Strike two came quickly. He asked if I’d had any surgeries; and I explained that I’d undergone a radical prostatectomy in early 2019 to treat stage-three cancer. “Huh,” was his response. He didn’t ask how it turned out or about the infamous physical and emotional side-effects of prostate removal. Just, “Huh.”
Strike three may have been his most spectacular whiff of the day. As the doctor reviewed my medications—a short list, I’m proud to say—he asked, and I kid you not, “What’s with the Klonopin?” Now any doctor knows that Klonopin (clonazepam is the generic name), is prescribed for anxiety. Someone taking the medication is likely experiencing a rough stretch in his or her life. I wanted to ask, Is your bedside manner always this shitty or did you miss your coffee break? Instead, I explained that the weekend before we’d suddenly lost our beautiful Saint Bernard puppy to lymphoma and that the whole family was devastated. My grief generally comes with intense anxiety, I added, for which my previous doc prescribed a 10-day supply of Klonopin. I suppose I shouldn’t have expected any sympathy or concern but, foolishly, I did. Instead, the doctor made a decisive circular notation on his notepad, as if writing, “Head case.” And that was that. He never even made eye contact.
We Can Do Better
In my book Midpoint, I commented extensively on my disappointment with aspects of the American healthcare system—most specifically with the lack of compassion exhibited by many of its practitioners. On the bright side, I noted how impressed I’d been by Memorial Sloan Kettering, where I received cancer treatment. MSK is one large and prestigious institution that has figured out how to institutionalize empathy and kindness. Sadly, at the local level, I often find the opposite: docs who seem slaves to the insurance companies, and front-office people who’d rather be anywhere than helping sick patients. During the COVID pandemic, we were urged to view “frontline” healthcare workers as heroic; and I enthusiastically embraced that narrative. The risks those people took to help their fellow men and women awed me. Consequently I find myself torn by the desire to lionize those who selflessly care for the sick and dying, and infuriated by others who can barely muster a smile or a “good morning.” You might say I’m asking too much—that we should all just be grateful to live in the USA with its miraculous technologies and medications.
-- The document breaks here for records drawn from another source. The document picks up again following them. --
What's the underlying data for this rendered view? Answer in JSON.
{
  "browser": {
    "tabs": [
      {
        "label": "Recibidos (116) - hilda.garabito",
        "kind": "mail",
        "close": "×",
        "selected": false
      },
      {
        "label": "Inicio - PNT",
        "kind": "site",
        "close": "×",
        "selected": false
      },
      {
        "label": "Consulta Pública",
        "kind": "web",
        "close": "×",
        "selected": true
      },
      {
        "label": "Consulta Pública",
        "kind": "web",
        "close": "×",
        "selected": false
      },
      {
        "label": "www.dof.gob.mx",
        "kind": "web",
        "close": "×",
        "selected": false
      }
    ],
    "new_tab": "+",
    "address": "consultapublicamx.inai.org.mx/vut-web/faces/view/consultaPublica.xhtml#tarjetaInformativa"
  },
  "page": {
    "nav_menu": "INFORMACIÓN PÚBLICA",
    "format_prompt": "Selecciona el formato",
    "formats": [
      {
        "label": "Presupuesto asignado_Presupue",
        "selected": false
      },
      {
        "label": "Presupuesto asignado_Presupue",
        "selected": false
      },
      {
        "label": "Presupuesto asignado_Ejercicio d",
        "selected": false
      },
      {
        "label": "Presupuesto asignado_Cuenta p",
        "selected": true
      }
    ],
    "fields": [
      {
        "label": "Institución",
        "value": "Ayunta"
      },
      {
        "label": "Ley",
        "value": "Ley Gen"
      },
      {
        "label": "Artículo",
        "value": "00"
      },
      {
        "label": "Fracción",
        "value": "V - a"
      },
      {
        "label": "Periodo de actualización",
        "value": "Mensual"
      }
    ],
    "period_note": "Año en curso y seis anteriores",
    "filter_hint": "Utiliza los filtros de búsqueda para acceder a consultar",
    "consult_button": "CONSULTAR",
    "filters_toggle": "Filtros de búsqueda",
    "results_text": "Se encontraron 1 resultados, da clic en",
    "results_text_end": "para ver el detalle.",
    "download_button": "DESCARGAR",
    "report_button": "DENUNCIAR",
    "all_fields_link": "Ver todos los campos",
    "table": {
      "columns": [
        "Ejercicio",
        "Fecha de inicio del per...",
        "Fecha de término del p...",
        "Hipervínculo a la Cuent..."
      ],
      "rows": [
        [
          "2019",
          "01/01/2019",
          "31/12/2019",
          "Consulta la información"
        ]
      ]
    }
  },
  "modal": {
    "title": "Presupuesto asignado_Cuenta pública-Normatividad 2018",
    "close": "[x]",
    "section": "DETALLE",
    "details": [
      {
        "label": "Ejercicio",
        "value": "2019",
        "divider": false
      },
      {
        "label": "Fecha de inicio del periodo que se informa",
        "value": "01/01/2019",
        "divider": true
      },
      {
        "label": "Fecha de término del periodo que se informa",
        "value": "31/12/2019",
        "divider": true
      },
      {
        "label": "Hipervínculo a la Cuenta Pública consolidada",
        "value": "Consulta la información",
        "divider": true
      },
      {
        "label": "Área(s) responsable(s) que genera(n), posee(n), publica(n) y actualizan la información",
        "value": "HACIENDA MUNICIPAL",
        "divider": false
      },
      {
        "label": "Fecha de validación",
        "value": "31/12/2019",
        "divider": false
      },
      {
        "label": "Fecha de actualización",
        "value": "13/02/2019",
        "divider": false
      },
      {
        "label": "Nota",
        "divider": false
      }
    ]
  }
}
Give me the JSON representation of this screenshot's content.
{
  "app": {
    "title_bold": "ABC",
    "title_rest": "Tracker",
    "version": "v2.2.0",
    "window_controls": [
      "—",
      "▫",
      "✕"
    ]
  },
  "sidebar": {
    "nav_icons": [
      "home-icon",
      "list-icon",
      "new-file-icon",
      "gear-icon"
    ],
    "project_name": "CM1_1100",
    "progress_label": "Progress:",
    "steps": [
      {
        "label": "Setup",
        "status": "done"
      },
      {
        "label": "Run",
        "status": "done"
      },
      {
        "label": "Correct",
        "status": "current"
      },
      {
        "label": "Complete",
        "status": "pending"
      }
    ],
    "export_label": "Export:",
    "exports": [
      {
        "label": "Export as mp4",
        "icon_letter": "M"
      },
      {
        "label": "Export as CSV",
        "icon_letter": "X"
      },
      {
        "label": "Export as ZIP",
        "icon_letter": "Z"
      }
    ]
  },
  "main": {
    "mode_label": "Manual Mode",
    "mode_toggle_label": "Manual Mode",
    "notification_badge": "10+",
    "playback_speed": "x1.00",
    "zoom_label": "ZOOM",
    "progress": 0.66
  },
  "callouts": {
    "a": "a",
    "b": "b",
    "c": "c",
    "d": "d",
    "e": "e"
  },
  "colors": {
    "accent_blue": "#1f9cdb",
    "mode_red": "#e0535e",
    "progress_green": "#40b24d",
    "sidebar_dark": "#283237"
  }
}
Maybe you’re right. Maybe the problem isn’t with the receptionist or the primary care doc, but with the system and its drive to standardize, optimize, and maximize what should be an intimate, compassionate human experience. Whatever the case, I hereby assert my right not to settle for surly or indifferent or condescending care. I’ve seen one of the largest cancer centers in the world deliver cutting-edge care with extraordinary compassion, and it both inspired and spoiled me. I know we can do better, and I’ll keep changing caregivers until I find one who fully honors this line from the Hippocratic Oath:
“I will remember that there is art to medicine as well as science, and that warmth, sympathy, and understanding may outweigh the surgeon’s knife or the chemist’s drug.”
I meet with my new doc in July, and maybe he’ll surprise me. I promise to be my best smiley self—as long as he doesn’t ask, “What’s up with the Klonopin?”